Donald Wellman

poet, editor, translator

Statement on practice

May 10, 2017 by Posted in: Uncategorized

My poetics stem from early studies of the works of Ezra Pound and Charles Olson. Before that I had concentrated on Anglo-Saxon and other archaic texts. I was spellbound by lyric poetry, especially in German, sometimes in French, as well as in English. I have taught “modernism” in the arts as well as in literature. I have been identified as a modernist in my own style. That style is imbued by pre-conscious emotions that surface during the act of composition. My grasp of imagery, as is the case with some painters, is haptic and even eidetic. Highly expressivist figures from Ernst Ludwig Kirchner to Francis Bacon lurk there.
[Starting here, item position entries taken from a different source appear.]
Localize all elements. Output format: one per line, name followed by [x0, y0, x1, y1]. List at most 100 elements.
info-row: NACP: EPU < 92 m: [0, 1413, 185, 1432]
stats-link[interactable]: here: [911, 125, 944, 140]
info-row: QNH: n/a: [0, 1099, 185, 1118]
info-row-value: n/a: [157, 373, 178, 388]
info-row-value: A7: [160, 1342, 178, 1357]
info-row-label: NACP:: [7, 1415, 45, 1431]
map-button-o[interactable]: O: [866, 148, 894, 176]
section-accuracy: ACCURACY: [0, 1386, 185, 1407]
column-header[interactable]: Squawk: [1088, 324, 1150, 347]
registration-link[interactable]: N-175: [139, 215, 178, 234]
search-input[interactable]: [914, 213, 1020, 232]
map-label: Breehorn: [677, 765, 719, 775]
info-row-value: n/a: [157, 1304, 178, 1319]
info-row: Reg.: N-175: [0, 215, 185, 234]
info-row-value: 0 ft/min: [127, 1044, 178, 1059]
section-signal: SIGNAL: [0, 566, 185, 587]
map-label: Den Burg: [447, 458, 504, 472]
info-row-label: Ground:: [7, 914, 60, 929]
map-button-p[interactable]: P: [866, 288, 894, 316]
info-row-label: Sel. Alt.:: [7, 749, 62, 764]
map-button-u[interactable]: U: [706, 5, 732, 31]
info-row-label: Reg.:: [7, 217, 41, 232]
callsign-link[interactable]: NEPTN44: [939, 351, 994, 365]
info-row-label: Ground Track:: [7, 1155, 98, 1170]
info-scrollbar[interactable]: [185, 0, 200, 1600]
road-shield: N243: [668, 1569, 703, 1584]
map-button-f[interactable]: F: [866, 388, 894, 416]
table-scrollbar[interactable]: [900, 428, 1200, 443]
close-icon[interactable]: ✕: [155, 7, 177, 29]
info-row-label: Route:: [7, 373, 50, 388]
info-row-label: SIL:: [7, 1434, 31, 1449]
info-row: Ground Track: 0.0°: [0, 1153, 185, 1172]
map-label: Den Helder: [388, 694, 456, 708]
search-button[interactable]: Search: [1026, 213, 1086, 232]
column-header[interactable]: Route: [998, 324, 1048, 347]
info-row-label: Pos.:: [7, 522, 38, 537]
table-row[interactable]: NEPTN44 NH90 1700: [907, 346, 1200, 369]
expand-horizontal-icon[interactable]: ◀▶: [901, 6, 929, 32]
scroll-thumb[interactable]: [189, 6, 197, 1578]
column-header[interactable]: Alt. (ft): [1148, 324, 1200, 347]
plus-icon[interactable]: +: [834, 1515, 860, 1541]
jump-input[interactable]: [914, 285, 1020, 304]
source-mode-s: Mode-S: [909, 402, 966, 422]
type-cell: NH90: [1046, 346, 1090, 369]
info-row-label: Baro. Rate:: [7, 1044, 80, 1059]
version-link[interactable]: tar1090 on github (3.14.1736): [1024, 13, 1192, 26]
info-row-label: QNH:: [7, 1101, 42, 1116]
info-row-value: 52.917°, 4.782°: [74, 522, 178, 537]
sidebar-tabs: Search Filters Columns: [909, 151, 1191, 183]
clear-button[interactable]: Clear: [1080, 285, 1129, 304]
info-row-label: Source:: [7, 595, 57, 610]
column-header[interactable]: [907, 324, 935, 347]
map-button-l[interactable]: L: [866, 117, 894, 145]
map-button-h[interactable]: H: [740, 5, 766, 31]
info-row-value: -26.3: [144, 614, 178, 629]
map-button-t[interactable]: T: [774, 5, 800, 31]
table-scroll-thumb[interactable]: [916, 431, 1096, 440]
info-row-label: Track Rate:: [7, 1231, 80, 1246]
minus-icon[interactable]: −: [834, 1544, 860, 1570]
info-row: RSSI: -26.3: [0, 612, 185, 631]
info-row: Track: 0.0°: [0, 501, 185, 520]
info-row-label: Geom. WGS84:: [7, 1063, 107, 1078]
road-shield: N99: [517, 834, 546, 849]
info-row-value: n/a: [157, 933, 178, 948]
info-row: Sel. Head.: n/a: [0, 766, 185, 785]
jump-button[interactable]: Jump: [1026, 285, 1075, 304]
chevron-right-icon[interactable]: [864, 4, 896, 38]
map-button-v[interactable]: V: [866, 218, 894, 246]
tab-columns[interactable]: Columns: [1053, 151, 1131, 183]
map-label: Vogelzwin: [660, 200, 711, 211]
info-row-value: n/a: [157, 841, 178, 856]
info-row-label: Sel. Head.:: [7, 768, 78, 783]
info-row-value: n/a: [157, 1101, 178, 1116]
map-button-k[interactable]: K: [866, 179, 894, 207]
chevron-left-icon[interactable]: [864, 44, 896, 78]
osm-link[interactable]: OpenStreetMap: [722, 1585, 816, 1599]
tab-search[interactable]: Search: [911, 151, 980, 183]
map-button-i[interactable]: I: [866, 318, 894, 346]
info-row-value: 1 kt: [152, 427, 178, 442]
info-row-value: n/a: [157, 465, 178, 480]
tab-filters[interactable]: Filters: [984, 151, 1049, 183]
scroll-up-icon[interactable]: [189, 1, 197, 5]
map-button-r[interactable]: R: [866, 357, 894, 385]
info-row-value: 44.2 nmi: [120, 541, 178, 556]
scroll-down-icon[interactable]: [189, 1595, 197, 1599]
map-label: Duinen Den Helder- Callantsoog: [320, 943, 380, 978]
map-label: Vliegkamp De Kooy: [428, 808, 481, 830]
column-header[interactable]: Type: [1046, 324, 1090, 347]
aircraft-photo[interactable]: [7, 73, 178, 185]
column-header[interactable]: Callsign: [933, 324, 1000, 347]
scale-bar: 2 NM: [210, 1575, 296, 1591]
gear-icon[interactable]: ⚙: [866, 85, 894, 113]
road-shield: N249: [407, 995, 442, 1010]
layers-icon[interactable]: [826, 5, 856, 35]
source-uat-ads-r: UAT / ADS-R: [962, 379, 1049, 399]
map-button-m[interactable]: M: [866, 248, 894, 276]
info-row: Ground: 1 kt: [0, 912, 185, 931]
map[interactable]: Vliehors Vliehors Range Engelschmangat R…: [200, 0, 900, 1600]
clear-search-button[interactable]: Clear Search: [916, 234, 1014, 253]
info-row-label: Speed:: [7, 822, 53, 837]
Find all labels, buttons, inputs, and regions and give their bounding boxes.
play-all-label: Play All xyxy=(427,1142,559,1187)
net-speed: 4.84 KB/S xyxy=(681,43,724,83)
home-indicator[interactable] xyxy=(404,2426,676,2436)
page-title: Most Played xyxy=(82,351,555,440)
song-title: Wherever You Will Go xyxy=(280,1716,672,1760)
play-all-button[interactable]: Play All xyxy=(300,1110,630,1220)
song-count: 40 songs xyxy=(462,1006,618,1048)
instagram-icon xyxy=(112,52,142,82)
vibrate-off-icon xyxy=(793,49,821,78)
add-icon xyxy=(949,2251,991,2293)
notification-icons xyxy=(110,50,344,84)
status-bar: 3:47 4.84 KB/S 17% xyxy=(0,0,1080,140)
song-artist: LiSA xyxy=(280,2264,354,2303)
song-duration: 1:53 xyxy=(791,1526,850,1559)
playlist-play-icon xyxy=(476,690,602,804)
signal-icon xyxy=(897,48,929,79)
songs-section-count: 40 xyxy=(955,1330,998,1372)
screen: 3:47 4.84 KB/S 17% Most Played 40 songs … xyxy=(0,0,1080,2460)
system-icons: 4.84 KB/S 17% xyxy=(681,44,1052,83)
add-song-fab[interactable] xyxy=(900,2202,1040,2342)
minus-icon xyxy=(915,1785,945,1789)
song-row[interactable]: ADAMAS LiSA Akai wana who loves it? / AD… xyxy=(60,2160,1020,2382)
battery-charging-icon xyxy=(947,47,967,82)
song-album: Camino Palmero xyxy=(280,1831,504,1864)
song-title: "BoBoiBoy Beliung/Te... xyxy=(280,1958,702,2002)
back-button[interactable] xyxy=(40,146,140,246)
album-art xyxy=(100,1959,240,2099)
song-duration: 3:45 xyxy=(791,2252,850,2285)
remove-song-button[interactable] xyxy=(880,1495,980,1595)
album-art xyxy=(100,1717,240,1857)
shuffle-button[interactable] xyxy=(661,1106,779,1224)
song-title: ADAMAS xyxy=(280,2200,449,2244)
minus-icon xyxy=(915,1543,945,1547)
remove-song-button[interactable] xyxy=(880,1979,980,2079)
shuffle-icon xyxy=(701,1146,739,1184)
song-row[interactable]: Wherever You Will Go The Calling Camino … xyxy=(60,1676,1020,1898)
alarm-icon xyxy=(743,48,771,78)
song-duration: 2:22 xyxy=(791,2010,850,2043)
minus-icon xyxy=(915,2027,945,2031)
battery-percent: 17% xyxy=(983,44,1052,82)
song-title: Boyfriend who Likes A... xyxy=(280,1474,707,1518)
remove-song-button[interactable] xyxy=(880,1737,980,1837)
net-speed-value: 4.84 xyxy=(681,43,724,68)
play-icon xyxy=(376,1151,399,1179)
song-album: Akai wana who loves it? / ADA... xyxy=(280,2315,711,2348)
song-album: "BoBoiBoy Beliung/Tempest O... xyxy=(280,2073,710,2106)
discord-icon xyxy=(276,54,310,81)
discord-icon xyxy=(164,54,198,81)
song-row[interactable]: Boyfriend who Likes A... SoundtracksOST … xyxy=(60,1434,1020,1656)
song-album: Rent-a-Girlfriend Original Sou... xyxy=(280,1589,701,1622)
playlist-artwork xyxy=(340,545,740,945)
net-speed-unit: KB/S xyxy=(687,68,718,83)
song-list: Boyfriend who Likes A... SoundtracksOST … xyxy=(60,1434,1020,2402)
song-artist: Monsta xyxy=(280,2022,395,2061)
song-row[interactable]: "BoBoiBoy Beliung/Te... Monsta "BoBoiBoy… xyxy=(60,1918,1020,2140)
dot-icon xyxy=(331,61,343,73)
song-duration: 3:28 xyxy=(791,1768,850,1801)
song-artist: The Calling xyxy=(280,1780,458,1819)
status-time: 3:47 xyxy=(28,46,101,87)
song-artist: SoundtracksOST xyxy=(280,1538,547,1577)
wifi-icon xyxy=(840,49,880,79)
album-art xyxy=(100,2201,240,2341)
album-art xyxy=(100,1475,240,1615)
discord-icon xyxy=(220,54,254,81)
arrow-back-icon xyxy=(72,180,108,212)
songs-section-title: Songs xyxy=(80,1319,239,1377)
Textures awaken deep sensibilities. The visual grasp is seemingly complete and sure in an instant, as opposed to studied. This mode of engagement with the strange and the beautiful is processural and indeed rhizomatic. I place desires that originate with perception ahead of verbalized conceptions. The philosophy of Giles Deleuze and Félix Guattari corresponds in multiple ways with what I intimate here. Earlier I had sought an American pragmatism, Ralph Waldo Emerson and William James were my guides. Inevitably Thoreau kindled my sense of soul and nature and its beauty. I sought withdrawn and liminal spaces where my thinking and feeling were open to transformation. The primary refuge was an island off the coast of Maine. The effects of that love of nature remain visible on my pages. I think of my long poems as histories of such liminality and the transformations that have shaped my life. Much of my poetry employs narrative series, characterized by disjunctive gaps and overlays where the weaving of dissimilar strands is evident. Interleaved and episodic with emblematic lyrical clusters might be attributes of this method. It is a highly allusive method rich in its array of citations to works that have engaged me in the several languages that I read. Reading across languages and writing across languages catch me in preverbal webs that engage a mind seeking words for percepts and feelings. A proclivity for the careful and difficult work of translation follows and supports my poetics of translation. Poetry is a matter of verbalization where words or phrasings are entirely inadequate to the felt purpose, but yet the text bears traces of a pulse that ears and tongues and even fingers potentially share.